Just existing amongst more people, most big company ICs by necesity work on what they’re told to. If you DO want to innovate, you need to dig deep and spend all your time in organizational politics, convincing a lot of people to just incrementally shift organizational course a little bit. However, the small company, stress comes from maybe not existing. Stress comes from a kind of creative pressure to execute on diverse set of ideas (flying cars? hoverboards?) until something gains traction regardless of who it might make happy or piss off.

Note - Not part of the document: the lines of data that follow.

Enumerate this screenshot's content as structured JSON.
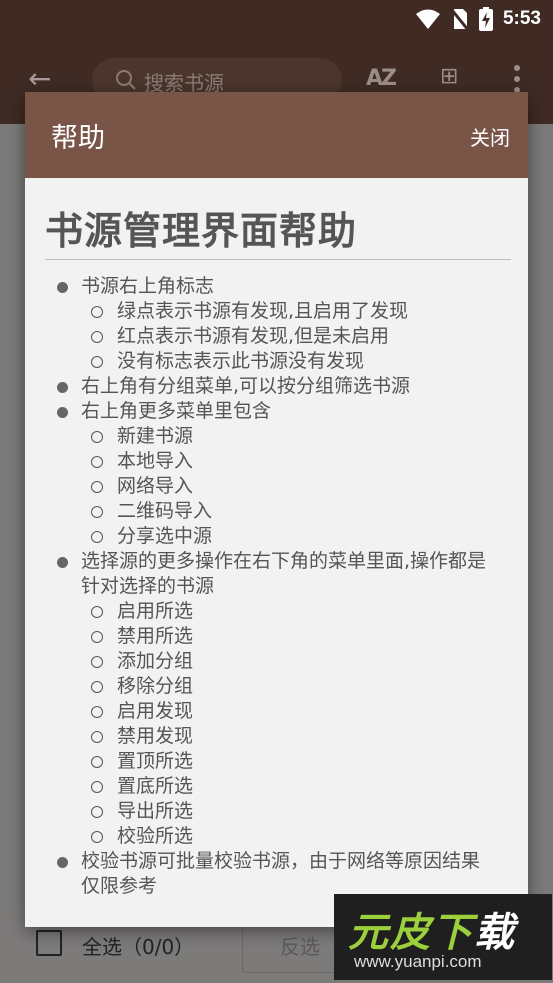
{
  "status_bar": {
    "time": "5:53",
    "icons": [
      "wifi-icon",
      "no-sim-icon",
      "battery-charging-icon"
    ]
  },
  "app_bar": {
    "back_icon": "arrow-left-icon",
    "search_placeholder": "搜索书源",
    "sort_label": "AZ",
    "group_icon": "group-filter-icon",
    "more_icon": "more-vert-icon"
  },
  "bottom_bar": {
    "select_all": "全选（0/0）",
    "invert": "反选"
  },
  "dialog": {
    "title": "帮助",
    "close": "关闭",
    "doc_title": "书源管理界面帮助",
    "items": [
      {
        "text": "书源右上角标志",
        "children": [
          "绿点表示书源有发现,且启用了发现",
          "红点表示书源有发现,但是未启用",
          "没有标志表示此书源没有发现"
        ]
      },
      {
        "text": "右上角有分组菜单,可以按分组筛选书源",
        "children": []
      },
      {
        "text": "右上角更多菜单里包含",
        "children": [
          "新建书源",
          "本地导入",
          "网络导入",
          "二维码导入",
          "分享选中源"
        ]
      },
      {
        "text": "选择源的更多操作在右下角的菜单里面,操作都是针对选择的书源",
        "children": [
          "启用所选",
          "禁用所选",
          "添加分组",
          "移除分组",
          "启用发现",
          "禁用发现",
          "置顶所选",
          "置底所选",
          "导出所选",
          "校验所选"
        ]
      },
      {
        "text": "校验书源可批量校验书源，由于网络等原因结果仅限参考",
        "children": []
      }
    ]
  },
  "watermark": {
    "logo_main": "元皮下",
    "logo_last": "载",
    "url": "www.yuanpi.com"
  }
}
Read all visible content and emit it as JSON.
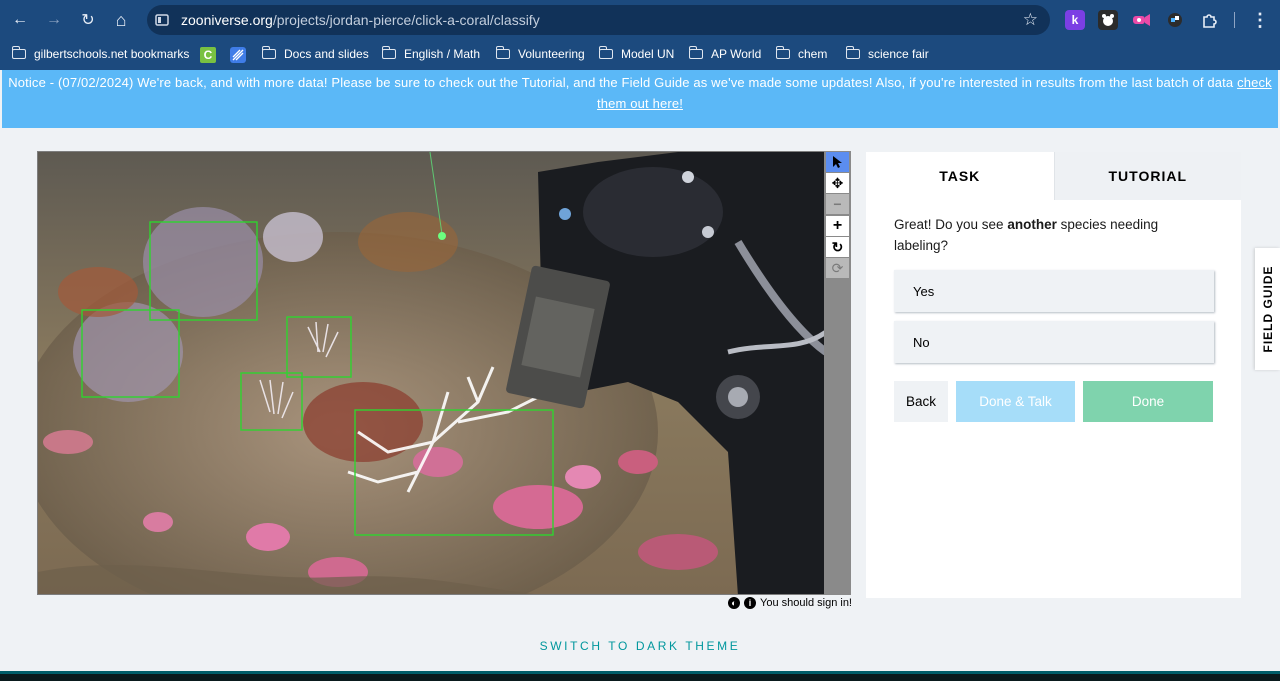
{
  "browser": {
    "url_host": "zooniverse.org",
    "url_path": "/projects/jordan-pierce/click-a-coral/classify",
    "nav": {
      "back": "←",
      "forward": "→",
      "reload": "↻",
      "home": "⌂"
    },
    "icons": [
      "site-info-icon",
      "star-icon",
      "extensions-icon",
      "menu-icon"
    ]
  },
  "bookmarks": [
    {
      "label": "gilbertschools.net bookmarks",
      "icon": "folder-icon"
    },
    {
      "label": "",
      "icon": "c-extension-icon"
    },
    {
      "label": "",
      "icon": "striped-extension-icon"
    },
    {
      "label": "Docs and slides",
      "icon": "folder-icon"
    },
    {
      "label": "English / Math",
      "icon": "folder-icon"
    },
    {
      "label": "Volunteering",
      "icon": "folder-icon"
    },
    {
      "label": "Model UN",
      "icon": "folder-icon"
    },
    {
      "label": "AP World",
      "icon": "folder-icon"
    },
    {
      "label": "chem",
      "icon": "folder-icon"
    },
    {
      "label": "science fair",
      "icon": "folder-icon"
    }
  ],
  "notice": {
    "text": "Notice - (07/02/2024) We're back, and with more data! Please be sure to check out the Tutorial, and the Field Guide as we've made some updates! Also, if you're interested in results from the last batch of data",
    "link": "check them out here!"
  },
  "viewer": {
    "tools": [
      "pointer-icon",
      "move-icon",
      "zoom-out-icon",
      "zoom-in-icon",
      "rotate-icon",
      "reset-icon"
    ],
    "sign_in_note": "You should sign in!"
  },
  "task_panel": {
    "tabs": [
      "TASK",
      "TUTORIAL"
    ],
    "question_prefix": "Great! Do you see",
    "question_bold": "another",
    "question_suffix": "species needing labeling?",
    "answers": [
      "Yes",
      "No"
    ],
    "buttons": {
      "back": "Back",
      "done_talk": "Done & Talk",
      "done": "Done"
    }
  },
  "field_guide": "FIELD GUIDE",
  "theme_switch": "SWITCH TO DARK THEME",
  "colors": {
    "chrome": "#1c4a7e",
    "notice": "#5bb8f7",
    "done": "#7fd3ad",
    "done_talk": "#a6ddf9",
    "theme_link": "#00979d"
  }
}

Some people enjoy the feeling of getting the trains to run on time. Some people enjoy the stress of creatively trying things until something works. Some people can be accomplished organizational climbers, able to align the different interests at a big company. While others have little interest, and want to push their craft to its limits.
That’s all to say, there is no “right/good” thing where startup is better than big company or vice versa. People simply thrive in different environmental conditions. Knowing where your organization sits will dramatically dictate what type of culture to build (trains running on time vs trying out hoverboards).